Credentials Overview
Developer credentials are automatically generated when an account is created and cannot be edited. These credentials are used exclusively for backend authentication, API request signing, and system-level authorization.
- Merchant ID: A unique identifier for the merchant account, used across billing, subscriptions, and integration workflows.
- Access No.: An identifier used together with the Access secret key to authenticate API requests.
- Access secret key: A confidential credential used to sign and authorize secure API requests.
These credentials are required for server-to-server integrations and should never be exposed on the frontend.
URLs Overview
In addition to credentials, merchants can configure redirect URLs to control customer navigation during payment flows. These settings apply only to Payment Link scenarios. For API-based checkout sessions, any URLs passed in the API request will take precedence.
- Return URL (optional): The page customers are redirected to after a successful payment. If left blank, customers will remain on Subotiz’s default payment result page.
- Cancel URL (optional): The page customers are redirected to if they cancel the payment during checkout. If left blank, customers will remain on Subotiz’s default cancellation page.

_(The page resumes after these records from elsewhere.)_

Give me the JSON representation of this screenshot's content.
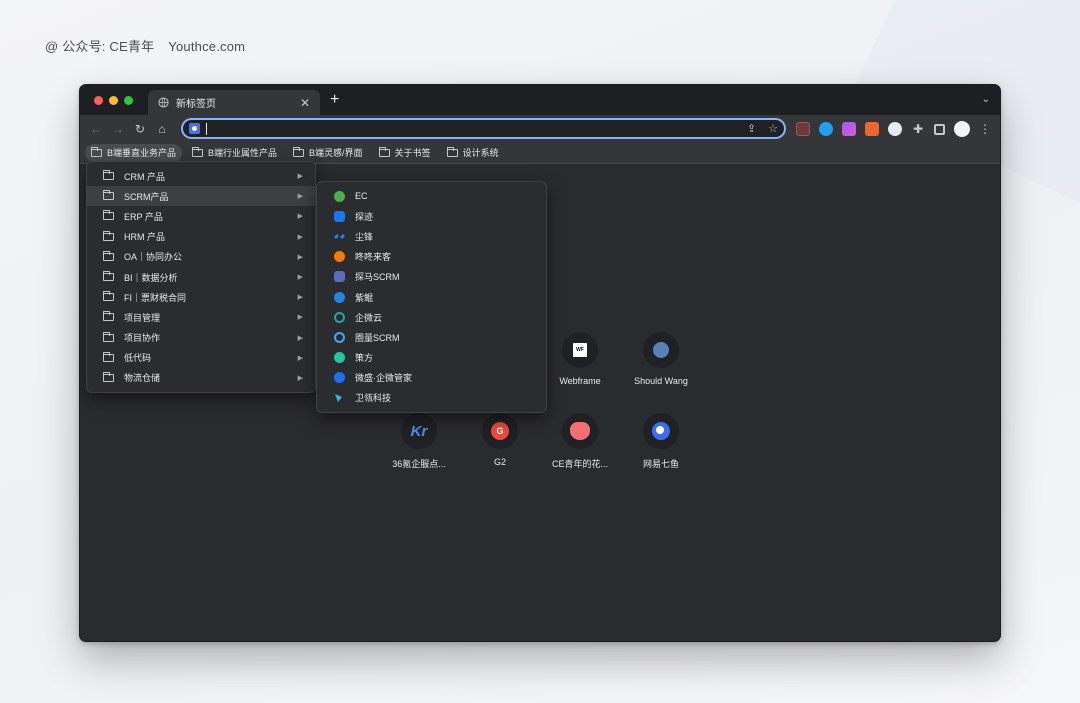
{
  "watermark": {
    "account": "@ 公众号: CE青年",
    "site": "Youthce.com"
  },
  "browser": {
    "tab": {
      "title": "新标签页",
      "close": "✕"
    },
    "new_tab": "+",
    "tab_menu": "⌄",
    "nav": {
      "back": "←",
      "forward": "→",
      "reload": "↻",
      "home": "⌂"
    },
    "omnibox": {
      "value": "",
      "share": "⇪",
      "star": "☆"
    },
    "extensions": [
      "ext-reader-icon",
      "ext-blue-circle-icon",
      "ext-purple-gradient-icon",
      "ext-orange-icon",
      "ext-openai-icon",
      "puzzle-icon",
      "sidepanel-icon",
      "profile-avatar",
      "kebab-menu-icon"
    ],
    "puzzle_glyph": "✚",
    "kebab_glyph": "⋮"
  },
  "bookmarks": [
    {
      "label": "B端垂直业务产品",
      "active": true
    },
    {
      "label": "B端行业属性产品"
    },
    {
      "label": "B端灵感/界面"
    },
    {
      "label": "关于书签"
    },
    {
      "label": "设计系统"
    }
  ],
  "menu_main": [
    {
      "label": "CRM 产品"
    },
    {
      "label": "SCRM产品",
      "highlighted": true
    },
    {
      "label": "ERP 产品"
    },
    {
      "label": "HRM 产品"
    },
    {
      "label": "OA｜协同办公"
    },
    {
      "label": "BI｜数据分析"
    },
    {
      "label": "FI｜票财税合同"
    },
    {
      "label": "项目管理"
    },
    {
      "label": "项目协作"
    },
    {
      "label": "低代码"
    },
    {
      "label": "物流仓储"
    }
  ],
  "menu_arrow": "▶",
  "menu_sub": [
    {
      "label": "EC",
      "color": "#4caf50"
    },
    {
      "label": "探迹",
      "color": "#1677ff"
    },
    {
      "label": "尘锋",
      "color": "#1e88e5"
    },
    {
      "label": "咚咚来客",
      "color": "#f57c00"
    },
    {
      "label": "探马SCRM",
      "color": "#5c6bc0"
    },
    {
      "label": "紫鲲",
      "color": "#1e88e5"
    },
    {
      "label": "企微云",
      "color": "#26a69a"
    },
    {
      "label": "圈量SCRM",
      "color": "#42a5f5"
    },
    {
      "label": "策方",
      "color": "#26c6a0"
    },
    {
      "label": "微盛·企微管家",
      "color": "#1e6ff5"
    },
    {
      "label": "卫瓴科技",
      "color": "#29b6f6"
    }
  ],
  "shortcuts": [
    {
      "label": "Webframe",
      "icon": "webframe-icon",
      "glyph": "WF"
    },
    {
      "label": "Should Wang",
      "icon": "avatar-icon"
    },
    {
      "label": "36氪企服点...",
      "icon": "kr-icon",
      "glyph": "Kr"
    },
    {
      "label": "G2",
      "icon": "g2-icon",
      "glyph": "G"
    },
    {
      "label": "CE青年的花...",
      "icon": "ce-icon"
    },
    {
      "label": "网易七鱼",
      "icon": "qiyu-icon"
    }
  ]
}
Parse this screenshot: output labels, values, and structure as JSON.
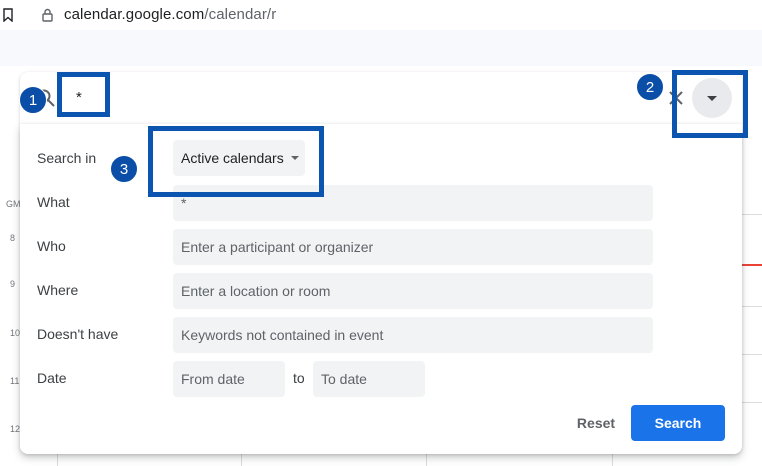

These URLs are used for customer redirection only and do not affect payment confirmation or transaction processing.
Security and Access Control
To protect sensitive data and maintain platform security:
- Restrict access to the Developer section using role-based permissions.
- Share credentials and URLs only with authorized technical personnel.
- Store sensitive credentials securely and avoid saving them in documents, spreadsheets, or chat tools.
Viewing Integration Settings in the Admin
View integration settings: Go to Developer > Integration settings in the Subotiz admin. This page displays system-generated credentials and configurable redirect URLs used to authenticate Subotiz accounts and support payment and API integration workflows.
The Integration settings combine system-generated credentials with configurable redirect URLs to support secure integrations. Credentials form the foundation of API authentication and authorization, while redirect URLs manage customer navigation during payment flows. Proper configuration and access control help ensure stable, secure, and well-governed transaction workflows.